Anticlock, Lajpat Nagar, New Delhi: Food
Either the kitchen was having a bad hair day or my expectations were too high, but when I ordered vegetarian street-style momo (Rs. 225) I expected coarsely chopped vegetables and chilli garlic sauce with bits of chilli seeds and garlic in it rather than the finely minced vegetables and bottled sauce that I got.

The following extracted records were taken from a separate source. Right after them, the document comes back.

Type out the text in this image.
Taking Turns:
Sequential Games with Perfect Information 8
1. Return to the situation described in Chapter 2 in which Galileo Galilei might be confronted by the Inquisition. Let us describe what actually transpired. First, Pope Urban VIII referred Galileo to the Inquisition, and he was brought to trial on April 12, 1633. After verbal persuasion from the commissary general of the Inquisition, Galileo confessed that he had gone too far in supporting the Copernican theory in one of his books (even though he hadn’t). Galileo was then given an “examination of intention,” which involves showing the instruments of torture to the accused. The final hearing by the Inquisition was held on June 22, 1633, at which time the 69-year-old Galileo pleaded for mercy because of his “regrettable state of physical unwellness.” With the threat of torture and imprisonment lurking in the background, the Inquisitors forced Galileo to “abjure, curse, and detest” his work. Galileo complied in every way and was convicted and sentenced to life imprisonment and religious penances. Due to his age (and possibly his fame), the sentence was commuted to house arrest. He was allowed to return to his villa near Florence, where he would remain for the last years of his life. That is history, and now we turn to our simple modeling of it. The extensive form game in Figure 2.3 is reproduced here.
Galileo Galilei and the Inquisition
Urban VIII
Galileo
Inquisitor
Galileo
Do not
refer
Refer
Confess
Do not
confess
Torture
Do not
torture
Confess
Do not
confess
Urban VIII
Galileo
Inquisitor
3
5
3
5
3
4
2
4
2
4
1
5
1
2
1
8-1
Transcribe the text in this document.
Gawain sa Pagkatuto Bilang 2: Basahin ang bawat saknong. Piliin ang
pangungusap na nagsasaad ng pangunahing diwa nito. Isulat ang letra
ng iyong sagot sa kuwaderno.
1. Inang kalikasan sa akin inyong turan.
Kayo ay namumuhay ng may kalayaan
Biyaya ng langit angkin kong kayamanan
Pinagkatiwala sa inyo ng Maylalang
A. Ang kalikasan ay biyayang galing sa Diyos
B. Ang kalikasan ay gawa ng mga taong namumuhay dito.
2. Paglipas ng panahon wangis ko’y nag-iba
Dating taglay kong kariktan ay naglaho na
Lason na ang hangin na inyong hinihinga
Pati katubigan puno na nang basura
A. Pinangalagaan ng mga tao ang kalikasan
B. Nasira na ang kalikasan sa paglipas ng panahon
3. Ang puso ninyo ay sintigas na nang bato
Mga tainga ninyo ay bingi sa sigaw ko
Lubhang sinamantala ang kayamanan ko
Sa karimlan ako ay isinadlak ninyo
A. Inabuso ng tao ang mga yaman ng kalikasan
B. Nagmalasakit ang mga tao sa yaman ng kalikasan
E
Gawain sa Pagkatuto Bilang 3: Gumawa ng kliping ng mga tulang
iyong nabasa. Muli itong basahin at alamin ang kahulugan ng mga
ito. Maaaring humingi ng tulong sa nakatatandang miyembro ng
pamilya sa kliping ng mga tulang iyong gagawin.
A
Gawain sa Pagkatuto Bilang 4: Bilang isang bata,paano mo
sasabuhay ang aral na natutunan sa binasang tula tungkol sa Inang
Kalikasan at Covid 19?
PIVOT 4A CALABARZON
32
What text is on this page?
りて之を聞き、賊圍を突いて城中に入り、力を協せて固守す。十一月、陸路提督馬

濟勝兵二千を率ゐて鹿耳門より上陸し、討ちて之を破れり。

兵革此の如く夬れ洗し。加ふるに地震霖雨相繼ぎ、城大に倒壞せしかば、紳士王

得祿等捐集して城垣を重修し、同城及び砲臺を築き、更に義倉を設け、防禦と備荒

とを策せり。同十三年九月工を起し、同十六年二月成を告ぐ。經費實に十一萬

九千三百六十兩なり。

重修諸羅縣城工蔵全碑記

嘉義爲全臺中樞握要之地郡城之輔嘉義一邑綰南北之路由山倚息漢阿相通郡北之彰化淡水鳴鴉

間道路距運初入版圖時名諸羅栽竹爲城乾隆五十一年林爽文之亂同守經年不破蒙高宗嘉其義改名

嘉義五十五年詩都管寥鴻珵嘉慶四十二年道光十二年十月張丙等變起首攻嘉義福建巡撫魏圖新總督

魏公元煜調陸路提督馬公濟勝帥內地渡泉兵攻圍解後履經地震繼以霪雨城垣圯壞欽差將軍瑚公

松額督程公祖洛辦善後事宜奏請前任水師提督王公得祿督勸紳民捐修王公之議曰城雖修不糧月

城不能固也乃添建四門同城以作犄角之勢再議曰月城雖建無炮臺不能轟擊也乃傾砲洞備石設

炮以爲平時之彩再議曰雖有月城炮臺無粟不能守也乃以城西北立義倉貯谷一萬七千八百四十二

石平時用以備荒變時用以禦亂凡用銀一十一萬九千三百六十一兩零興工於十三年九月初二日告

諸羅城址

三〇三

The promised thukpa that is served alongside never arrived. Chicken kothu paratha (Rs. 295) more than made up; it oozed grated coconut roasted on the tawa on which bits of chicken and the paratha had been roasted with minimal spices, together with egg. If you’ve had this on the streets of Madurai, you’ll be struck by the similarity. The best dish of my meal was nawabi seekh kebab (Rs. 375) which was finely minced, beautifully spiced lamb with enough fat in it to render it succulent till the last morsel. Chicken rezala (Rs. 395) is where the chef is on firm ground, being from Kolkata. It is not a five star version, having more similarity to what is served in rough and ready joints across Kolkata. Pleasantly sour gravy where curd rather than cream is the dominant flavor and the scent of kewra is not prominent. The curiously named jungli lal maas (Rs. 445) combines two favorites from Rajasthan: one famously has no onions or garlic; the other one does. This has heat, tempered by half-cooked onions.
Anticlock, Lajpat Nagar, New Delhi: Plus & Minus
This place is completely unpretentious. It has a separate entrance and a separate clientele from the hotel. It is not open for lunch. It is closed every Tuesday.